We would go ashore and savour the delights of these pearls of the Indian Ocean. I felt like some minor Captain Cooke on a voyage of discovery. It was so far away and so different from the flat plains of Punjab, therefore, such a delight.
TINY VILLAGE
One morning, as usual, we anchored opposite an island which was only about three miles in circumference and had one tiny village. We rowed out to the beach and were greeted by the villagers and a few persons from a government post.
There was a man to look after the wireless, another one to give rudimentary medical aid, and a third was perhaps some kind of a teacher. There were also one or two policemen. They belonged to assorted parts of the country – Kerala, Punjab, Orissa and Andhra – and were Hindus, Muslims and Sikhs.
SERVED TEA
They took me to a hut which served both as an office and residence for all of them and served me tea. They were happy at my visit, for they were desperately lonely. Duty had truly marooned them on an island In the sea.

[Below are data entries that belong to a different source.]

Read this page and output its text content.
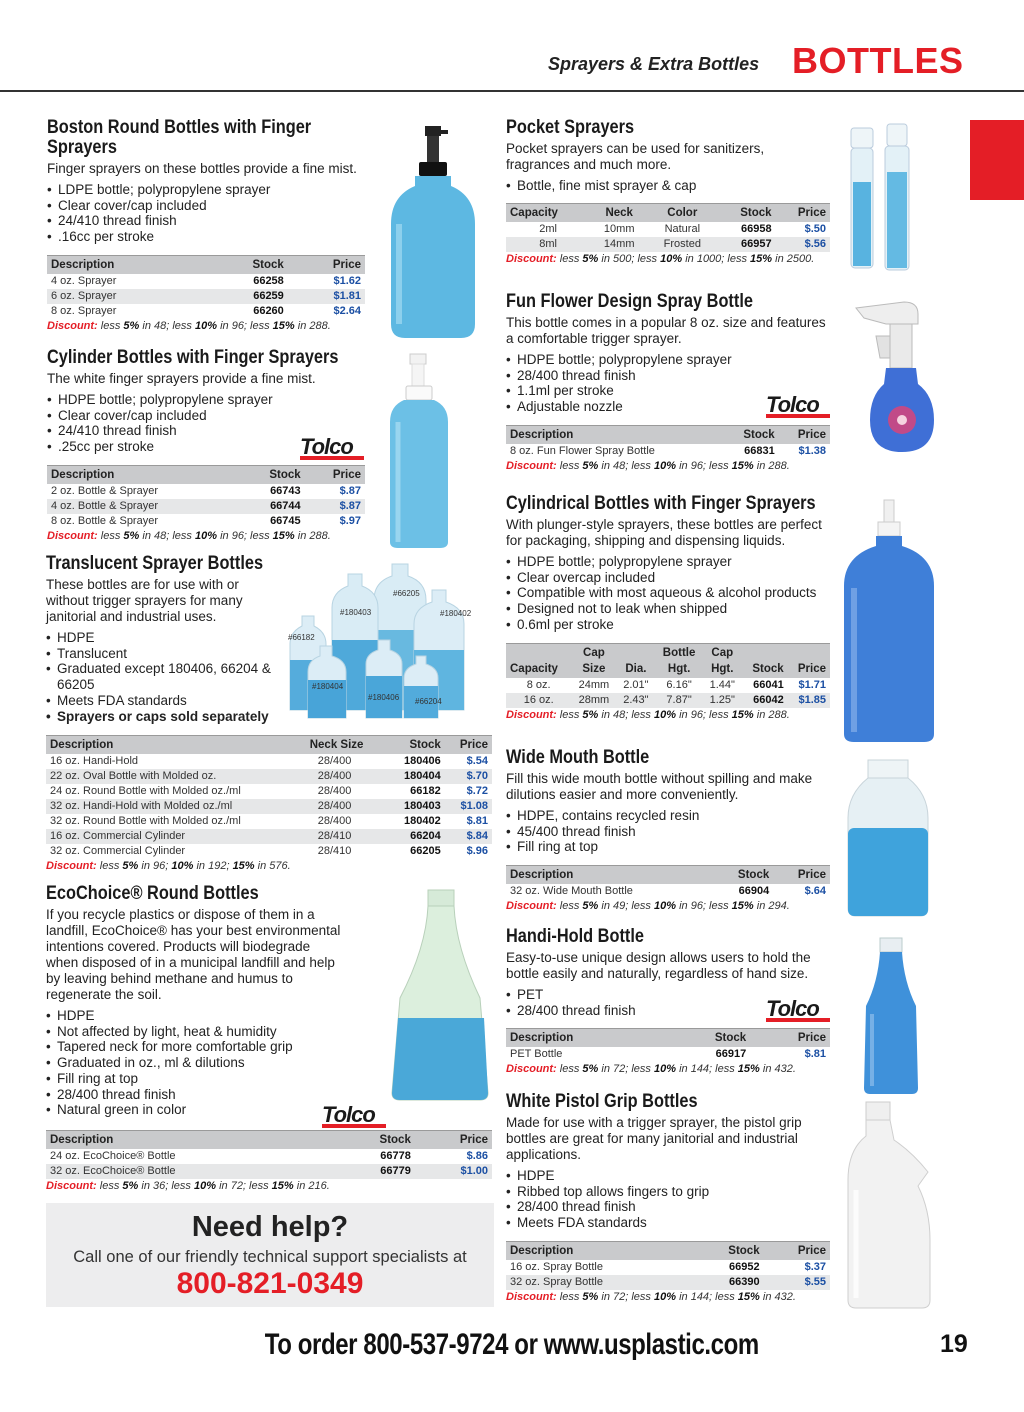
Sprayers & Extra Bottles BOTTLES
Boston Round Bottles with Finger Sprayers
Finger sprayers on these bottles provide a fine mist.
• LDPE bottle; polypropylene sprayer
• Clear cover/cap included
• 24/410 thread finish
• .16cc per stroke
Description	Stock	Price
4 oz. Sprayer	66258	$1.62
6 oz. Sprayer	66259	$1.81
8 oz. Sprayer	66260	$2.64
Discount: less 5% in 48; less 10% in 96; less 15% in 288.
Cylinder Bottles with Finger Sprayers
The white finger sprayers provide a fine mist.
• HDPE bottle; polypropylene sprayer
• Clear cover/cap included
• 24/410 thread finish
• .25cc per stroke
Description	Stock	Price
2 oz. Bottle & Sprayer	66743	$.87
4 oz. Bottle & Sprayer	66744	$.87
8 oz. Bottle & Sprayer	66745	$.97
Discount: less 5% in 48; less 10% in 96; less 15% in 288.
Translucent Sprayer Bottles
These bottles are for use with or without trigger sprayers for many janitorial and industrial uses.
• HDPE
• Translucent
• Graduated except 180406, 66204 & 66205
• Meets FDA standards
• Sprayers or caps sold separately
Description	Neck Size	Stock	Price
16 oz. Handi-Hold	28/400	180406	$.54
22 oz. Oval Bottle with Molded oz.	28/400	180404	$.70
24 oz. Round Bottle with Molded oz./ml	28/400	66182	$.72
32 oz. Handi-Hold with Molded oz./ml	28/400	180403	$1.08
32 oz. Round Bottle with Molded oz./ml	28/400	180402	$.81
16 oz. Commercial Cylinder	28/410	66204	$.84
32 oz. Commercial Cylinder	28/410	66205	$.96
Discount: less 5% in 96; 10% in 192; 15% in 576.
EcoChoice® Round Bottles
If you recycle plastics or dispose of them in a landfill, EcoChoice® has your best environmental intentions covered. Products will biodegrade when disposed of in a municipal landfill and help by leaving behind methane and humus to regenerate the soil.
• HDPE
• Not affected by light, heat & humidity
• Tapered neck for more comfortable grip
• Graduated in oz., ml & dilutions
• Fill ring at top
• 28/400 thread finish
• Natural green in color
Description	Stock	Price
24 oz. EcoChoice® Bottle	66778	$.86
32 oz. EcoChoice® Bottle	66779	$1.00
Discount: less 5% in 36; less 10% in 72; less 15% in 216.
Need help?
Call one of our friendly technical support specialists at
800-821-0349
Pocket Sprayers
Pocket sprayers can be used for sanitizers, fragrances and much more.
• Bottle, fine mist sprayer & cap
Capacity	Neck	Color	Stock	Price
2ml	10mm	Natural	66958	$.50
8ml	14mm	Frosted	66957	$.56
Discount: less 5% in 500; less 10% in 1000; less 15% in 2500.
Fun Flower Design Spray Bottle
This bottle comes in a popular 8 oz. size and features a comfortable trigger sprayer.
• HDPE bottle; polypropylene sprayer
• 28/400 thread finish
• 1.1ml per stroke
• Adjustable nozzle
Description	Stock	Price
8 oz. Fun Flower Spray Bottle	66831	$1.38
Discount: less 5% in 48; less 10% in 96; less 15% in 288.
Cylindrical Bottles with Finger Sprayers
With plunger-style sprayers, these bottles are perfect for packaging, shipping and dispensing liquids.
• HDPE bottle; polypropylene sprayer
• Clear overcap included
• Compatible with most aqueous & alcohol products
• Designed not to leak when shipped
• 0.6ml per stroke
	Cap		Bottle	Cap		
Capacity	Size	Dia.	Hgt.	Hgt.	Stock	Price
8 oz.	24mm	2.01"	6.16"	1.44"	66041	$1.71
16 oz.	28mm	2.43"	7.87"	1.25"	66042	$1.85
Discount: less 5% in 48; less 10% in 96; less 15% in 288.
Wide Mouth Bottle
Fill this wide mouth bottle without spilling and make dilutions easier and more conveniently.
• HDPE, contains recycled resin
• 45/400 thread finish
• Fill ring at top
Description	Stock	Price
32 oz. Wide Mouth Bottle	66904	$.64
Discount: less 5% in 49; less 10% in 96; less 15% in 294.
Handi-Hold Bottle
Easy-to-use unique design allows users to hold the bottle easily and naturally, regardless of hand size.
• PET
• 28/400 thread finish
Description	Stock	Price
PET Bottle	66917	$.81
Discount: less 5% in 72; less 10% in 144; less 15% in 432.
White Pistol Grip Bottles
Made for use with a trigger sprayer, the pistol grip bottles are great for many janitorial and industrial applications.
• HDPE
• Ribbed top allows fingers to grip
• 28/400 thread finish
• Meets FDA standards
Description	Stock	Price
16 oz. Spray Bottle	66952	$.37
32 oz. Spray Bottle	66390	$.55
Discount: less 5% in 72; less 10% in 144; less 15% in 432.
Tolco
Tolco
Tolco
Tolco
#66205
#180403	#180402
#66182
#180404
#180406 #66204
To order 800-537-9724 or www.usplastic.com	19
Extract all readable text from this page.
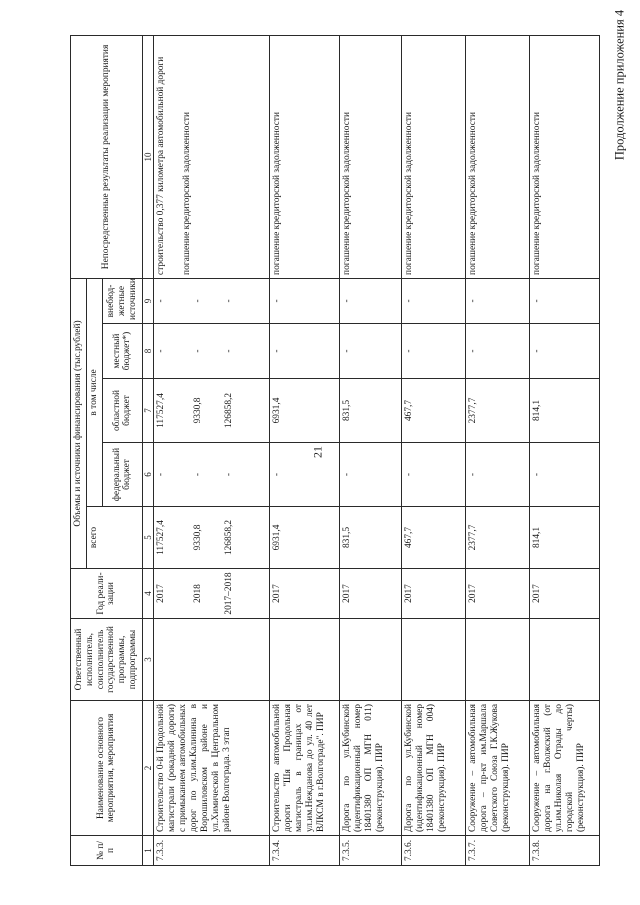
21
Продолжение приложения 4
№ п/п	Наименование основного мероприятия, мероприятия	Ответственный исполнитель, соисполнитель государственной программы, подпрограммы	Год реали-зации	Объемы и источники финансирования (тыс.рублей)					Непосредственные результаты реализации мероприятия
				всего	в том числе				
					федеральный бюджет	областной бюджет	местный бюджет*)	внебюд-жетные источники	
1	2	3	4	5	6	7	8	9	10
7.3.3.	Строительство 0-й Продольной магистрали (рокадной дороги) с примыканием автомобильных дорог по ул.им.Калинина в Ворошиловском районе и ул.Химической в Центральном районе Волгограда. 3 этап		2017 2018 2017–2018	117527,4 9330,8 126858,2	- - -	117527,4 9330,8 126858,2	- - -	- - -	строительство 0,377 километра автомобильной дороги погашение кредиторской задолженности

7.3.4.	Строительство автомобильной дороги "Шя Продольная магистраль в границах от ул.им.Нежданова до ул. 40 лет ВЛКСМ в г.Волгограде". ПИР		2017	6931,4	-	6931,4	-	-	погашение кредиторской задолженности
7.3.5.	Дорога по ул.Кубинской (идентификационный номер 18401380 ОП МГН 011) (реконструкция). ПИР		2017	831,5	-	831,5	-	-	погашение кредиторской задолженности
7.3.6.	Дорога по ул.Кубинской (идентификационный номер 18401380 ОП МГН 004) (реконструкция). ПИР		2017	467,7	-	467,7	-	-	погашение кредиторской задолженности
7.3.7.	Сооружение – автомобильная дорога – пр-кт им.Маршала Советского Союза Г.К.Жукова (реконструкция). ПИР		2017	2377,7	-	2377,7	-	-	погашение кредиторской задолженности
7.3.8.	Сооружение – автомобильная дорога на г.Волжский (от ул.им.Николая Отрады до городской черты) (реконструкция). ПИР		2017	814,1	-	814,1	-	-	погашение кредиторской задолженности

Nobody ever came to visit them, except that once every month a ship came to drop mail. For the rest they did not exist for the great men in Port Blair. There was little to do, and this made matters even worse.
We chatted for a while, and then it was time to leave, for I had to go to a bigger Island during the day. One of them stepped forward and said: "Sir, before you go you must visit our temple."
"I didn't know, you had one here." I said a little surprised. They walked me down to a little corrugated-sheet hut and opened the door. As I peeped in, one of them said shyly: "Sir, as matter of fact, this is mandir, gurdwara and mosque, all in one. There are only a few of us here, and we prefer to have a joint house of worship."
I came away feeling a little ashamed of the mainlanders, for their recent riot was still vivid in my memory.